Who can even with $45 billion?
I was going to write about this being a busy season for giving and reflecting on Giving Tuesday, and a number of other thanking/holiday ideas connected to fundraising, but this current week has me in a state of not being able to even.
First, there’s continuing violence against people of color and the lack of justice they are served with the civic and public trials of the killers of Freddie Gray and Laquan McDonald. Then there’s yet another “loner” who shoots up a Planned Parenthood. Then. Yet. Another. Mass. Shooting. All of this on top of climate change deniers trying to run the table at the Paris climate talks. I can’t even. Who can?
When the world gets to a place like it has been in this past week, I am reminded why I work in the nonprofit sector. We are the problem solvers. We provide solutions: hungry? Here’s some food. Have a need not being met? Here’s some services. Need some knowledge? Here’s some education.
And that’s why fundraising, and smart fundraising is so important. Fundraising = $$$ for food, services, and education.
Nonprofit funding was also in the news this week, and not just for GivingTuesday (which I can never decide is banal or annoying or great or all three). Mark Zuckerberg, CEO of Facebook, moved the majority of his stock into an LLC and announced it on his social media platform with his wife in a letter to their daughter.
Will this make a difference in charitable funding? Will rich people no longer be vilified ala Mr. Burns on The Simpsons?
Let’s put it this way - if you are rich, and want to keep that wealth in perpetuity, stick it in a private foundation and invest your bazillions for ever and ever (see: every Ivy League’s endowment). If you want to keep your wealth but also maintain more freedom to do whatever you want with it, stash it in a little LLC like Mr. Zuckerberg.
Smart nonprofiteers (is this a word? Is now.) probably read the very flattering articles in Bloomberg or the Wall Street Journal and thought, “We’ll see.”
It’s possible this Chan Zuckerberg Initiative will cure diseases and lift whole nations out of poverty. I mean, one assumes that with $45 billion dollars you could cure at least ONE disease. I don’t know what that kind of scratch gets you these days, but Malaria seems to be circling the drain, right?
If this Initiative were an actual public charity or even a private foundation, it would be legally required to at least attempt to cure a disease.

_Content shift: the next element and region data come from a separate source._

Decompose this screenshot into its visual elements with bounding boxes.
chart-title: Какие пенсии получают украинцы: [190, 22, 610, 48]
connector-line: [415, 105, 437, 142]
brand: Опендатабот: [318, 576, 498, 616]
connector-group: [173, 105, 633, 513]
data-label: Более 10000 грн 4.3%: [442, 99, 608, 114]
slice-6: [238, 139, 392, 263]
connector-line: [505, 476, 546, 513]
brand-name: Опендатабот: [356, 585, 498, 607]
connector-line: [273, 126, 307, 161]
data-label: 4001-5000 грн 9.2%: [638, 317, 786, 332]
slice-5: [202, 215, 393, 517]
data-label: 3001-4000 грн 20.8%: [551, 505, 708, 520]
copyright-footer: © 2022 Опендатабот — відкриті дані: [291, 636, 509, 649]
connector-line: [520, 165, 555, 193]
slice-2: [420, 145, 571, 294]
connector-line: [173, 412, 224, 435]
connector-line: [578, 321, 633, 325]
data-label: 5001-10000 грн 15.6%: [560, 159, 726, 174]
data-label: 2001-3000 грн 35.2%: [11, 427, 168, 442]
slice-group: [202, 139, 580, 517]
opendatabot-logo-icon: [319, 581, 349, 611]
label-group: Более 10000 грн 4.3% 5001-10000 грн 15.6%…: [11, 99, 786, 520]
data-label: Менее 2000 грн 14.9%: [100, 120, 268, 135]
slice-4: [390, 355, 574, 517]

Or it would at minimum have a governing body designed to make sure it’s fulfilling its promise to try to cure a disease.
As an LLC, Zuckerberg isn’t required to do anything. Or achieve anything. Which is probably what you want after you so famously fail in your first few rounds of charitable exercise.
I for one wish LOADS of success on the Chan Zuckerberg Initiative. But I won’t hold my breath. For now, me and the other 45 million people in this line of work that could really get some mileage out of $45 billion have to get down to the real business of distributing food and services and knowledge.